Humans are irrational by design. Just look at some of the decisions each of us make on a daily basis. We may vote for policies that go against our own economic interests. We make food selections that are at odds with our physical health. So there’s no clear, codeable logic in much of our behaviour.

Blockchain systems are, by design, difficult to change once deployed. Repairs and improvements to these systems are difficult. Protocols with billion-dollar valuations could disappear overnight. Things can get very acrimonious. Check the infamous Bitcoin block size debate. And one of the most difficult aspects for blockchain platform creators is accurately predicting people’s behaviour. That would be a relatively easy task if humans had a consistency, rational behaviour or an overarching logic in how they go about their lives.

Good news is that there is an entire field studying this – human irrationality and how to incentivise humans – very phenomenon, including Nobel laureates Daniel Kahneman and Amos Tversky and former Clinton advisor Cass Sunstein, who discovered that changing the default setting from “opt-in” to “opt-out” on things such as organ donation on a driver’s license and 401k contributions at work could dramatically improve uptake. This seemingly little change tapped on our Default Bias, enabling individuals to adjust their contribution levels (to retirement), but even the flummoxed novice who did nothing is at least socking some money away for retirement and taking advantage of company matching payments.

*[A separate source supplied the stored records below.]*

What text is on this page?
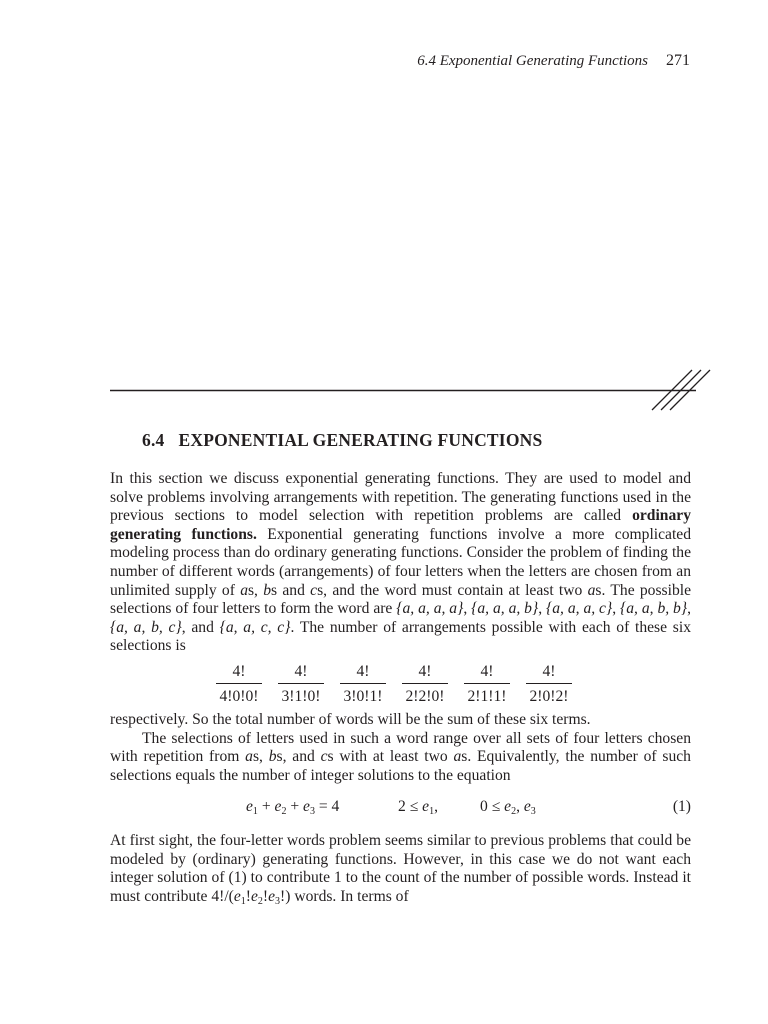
6.4 Exponential Generating Functions 271
6.4 EXPONENTIAL GENERATING FUNCTIONS

In this section we discuss exponential generating functions. They are used to model and solve problems involving arrangements with repetition. The generating functions used in the previous sections to model selection with repetition problems are called ordinary generating functions. Exponential generating functions involve a more complicated modeling process than do ordinary generating functions. Consider the problem of finding the number of different words (arrangements) of four letters when the letters are chosen from an unlimited supply of as, bs and cs, and the word must contain at least two as. The possible selections of four letters to form the word are {a, a, a, a}, {a, a, a, b}, {a, a, a, c}, {a, a, b, b}, {a, a, b, c}, and {a, a, c, c}. The number of arrangements possible with each of these six selections is

$\frac{4!}{4!0!0!} \frac{4!}{3!1!0!} \frac{4!}{3!0!1!} \frac{4!}{2!2!0!} \frac{4!}{2!1!1!} \frac{4!}{2!0!2!}$

respectively. So the total number of words will be the sum of these six terms.

The selections of letters used in such a word range over all sets of four letters chosen with repetition from as, bs, and cs with at least two as. Equivalently, the number of such selections equals the number of integer solutions to the equation

$e_1 + e_2 + e_3 = 4$	$2 \le e_1$,	$0 \le e_2$, $e_3$	(1)

At first sight, the four-letter words problem seems similar to previous problems that could be modeled by (ordinary) generating functions. However, in this case we do not want each integer solution of (1) to contribute 1 to the count of the number of possible words. Instead it must contribute $4!/(e_1!e_2!e_3!)$ words. In terms of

It turns out that we have a huge number of cognitive biases and knowing these and knowing how to go around these or nudge or incentivise us to act in desired ways is the key to understanding and predicting human behaviour accurately. One of most commonly-observed cognitive biases is loss aversion. Loss aversion derives from our innate motive to prefer avoiding losses rather than achieving similar gains. Kahneman and Tversy conducted an experiment asking people if they would accept a bet based on the flip of a coin. If the coin came up tails the person would lose $100, and if it came up heads, they would win $200. The results of the experiment showed that on average people needed to gain about twice (1.5x – 2.5x) as much as they were willing to lose in order to proceed forward with the bet (meaning the potential gain must have been at least twice as much as the potential loss). However, from traditional economic theory perspective, one’s risk appetite to losing or gaining $100 is the same.

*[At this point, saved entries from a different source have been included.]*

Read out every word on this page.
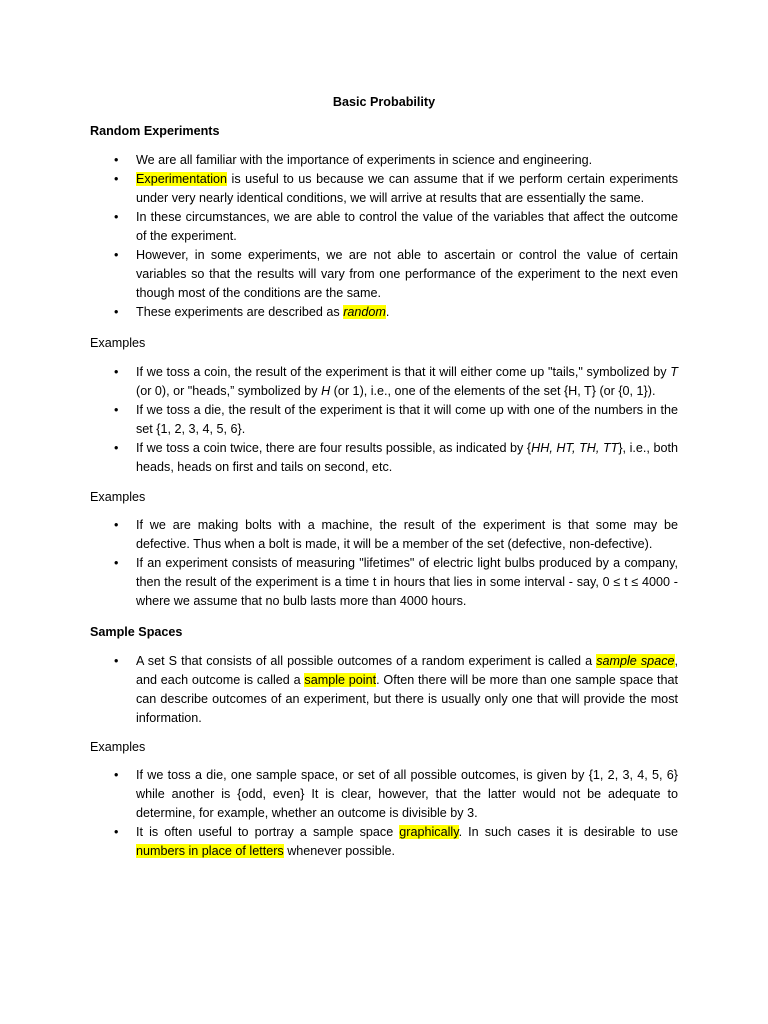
Basic Probability
Random Experiments
• We are all familiar with the importance of experiments in science and engineering.
• Experimentation is useful to us because we can assume that if we perform certain experiments under very nearly identical conditions, we will arrive at results that are essentially the same.
• In these circumstances, we are able to control the value of the variables that affect the outcome of the experiment.
• However, in some experiments, we are not able to ascertain or control the value of certain variables so that the results will vary from one performance of the experiment to the next even though most of the conditions are the same.
• These experiments are described as random.
Examples
• If we toss a coin, the result of the experiment is that it will either come up "tails," symbolized by T (or 0), or "heads,” symbolized by H (or 1), i.e., one of the elements of the set {H, T} (or {0, 1}).
• If we toss a die, the result of the experiment is that it will come up with one of the numbers in the set {1, 2, 3, 4, 5, 6}.
• If we toss a coin twice, there are four results possible, as indicated by {HH, HT, TH, TT}, i.e., both heads, heads on first and tails on second, etc.
Examples
• If we are making bolts with a machine, the result of the experiment is that some may be defective. Thus when a bolt is made, it will be a member of the set (defective, non-defective).
• If an experiment consists of measuring "lifetimes" of electric light bulbs produced by a company, then the result of the experiment is a time t in hours that lies in some interval - say, 0 ≤ t ≤ 4000 - where we assume that no bulb lasts more than 4000 hours.
Sample Spaces
• A set S that consists of all possible outcomes of a random experiment is called a sample space, and each outcome is called a sample point. Often there will be more than one sample space that can describe outcomes of an experiment, but there is usually only one that will provide the most information.
Examples
• If we toss a die, one sample space, or set of all possible outcomes, is given by {1, 2, 3, 4, 5, 6} while another is {odd, even} It is clear, however, that the latter would not be adequate to determine, for example, whether an outcome is divisible by 3.
• It is often useful to portray a sample space graphically. In such cases it is desirable to use numbers in place of letters whenever possible.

The most tangible of incentives on blockchain platforms are digital tokens. Tokens usually represent currency, digital asset or some form of value in given blockchain system. Getting incentives right is fundamental to network growth, reflected in increased token adoption that yields positive network effects. Once this flywheel gets started, it serves as the ongoing funding mechanism for future development. Without it, the network cannot achieve self-sustainability. The value of the community and the token is what incentivises new members to join initially. If that value is off, new people don’t join and a death spiral begins. Once members are in, there needs to be a sustainable and growing value in the system to keep them using the tokens, participating in the community and helping the system grow. While token was the allure, the incentive system needs to account for conflicting interests of different types of users, system changes and perceived value and expectations from the system and, most importantly, it cannot necessarily based on the value of token itself. There are a few systems that help evaluate blockchain projects, including T3CG framework which is pretty solid.

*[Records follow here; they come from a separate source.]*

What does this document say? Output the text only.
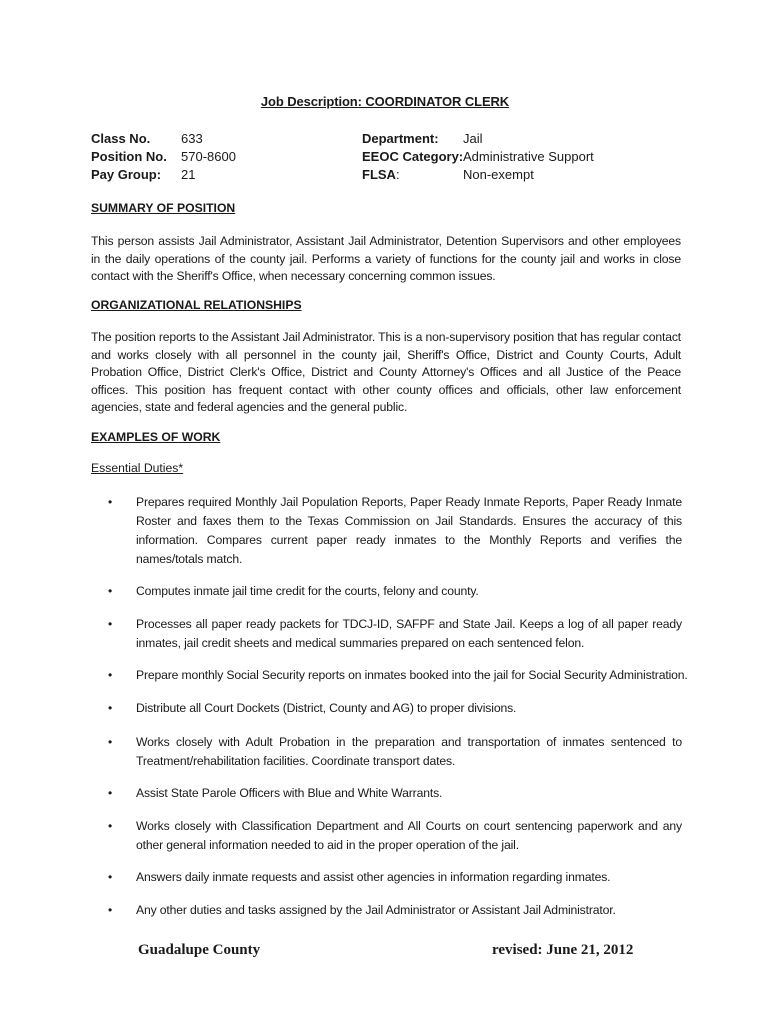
Job Description: COORDINATOR CLERK
Class No. 633
Position No. 570-8600
Pay Group: 21
Department: Jail
EEOC Category: Administrative Support
FLSA:	Non-exempt
SUMMARY OF POSITION
This person assists Jail Administrator, Assistant Jail Administrator, Detention Supervisors and other employees in the daily operations of the county jail. Performs a variety of functions for the county jail and works in close contact with the Sheriff's Office, when necessary concerning common issues.
ORGANIZATIONAL RELATIONSHIPS
The position reports to the Assistant Jail Administrator. This is a non-supervisory position that has regular contact and works closely with all personnel in the county jail, Sheriff's Office, District and County Courts, Adult Probation Office, District Clerk's Office, District and County Attorney's Offices and all Justice of the Peace offices. This position has frequent contact with other county offices and officials, other law enforcement agencies, state and federal agencies and the general public.
EXAMPLES OF WORK
Essential Duties*
• Prepares required Monthly Jail Population Reports, Paper Ready Inmate Reports, Paper Ready Inmate Roster and faxes them to the Texas Commission on Jail Standards. Ensures the accuracy of this information. Compares current paper ready inmates to the Monthly Reports and verifies the names/totals match.
• Computes inmate jail time credit for the courts, felony and county.
• Processes all paper ready packets for TDCJ-ID, SAFPF and State Jail. Keeps a log of all paper ready inmates, jail credit sheets and medical summaries prepared on each sentenced felon.
• Prepare monthly Social Security reports on inmates booked into the jail for Social Security Administration.
• Distribute all Court Dockets (District, County and AG) to proper divisions.
• Works closely with Adult Probation in the preparation and transportation of inmates sentenced to Treatment/rehabilitation facilities. Coordinate transport dates.
• Assist State Parole Officers with Blue and White Warrants.
• Works closely with Classification Department and All Courts on court sentencing paperwork and any other general information needed to aid in the proper operation of the jail.
• Answers daily inmate requests and assist other agencies in information regarding inmates.
• Any other duties and tasks assigned by the Jail Administrator or Assistant Jail Administrator.
Guadalupe County	revised: June 21, 2012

Cryptoeconomics is hard as it requires expertise and mastery of mechanism design, contract theory, game theory, behavioral economics, public policy, macro-economics, and a solid understanding of decentralized technology in order to the design robust, sustainable and valuable blockchain economies. Hence is boils down to designing  incentive systems based on known biases – default bias, endowment effectbandwagon effect, etc –  and other factors, including cultural values, public policies, system-specific goals.

I am very excited by potential of blockchain systems but also humbled by the realization that we have just scratched the surface on how to build optimal blockchain systems.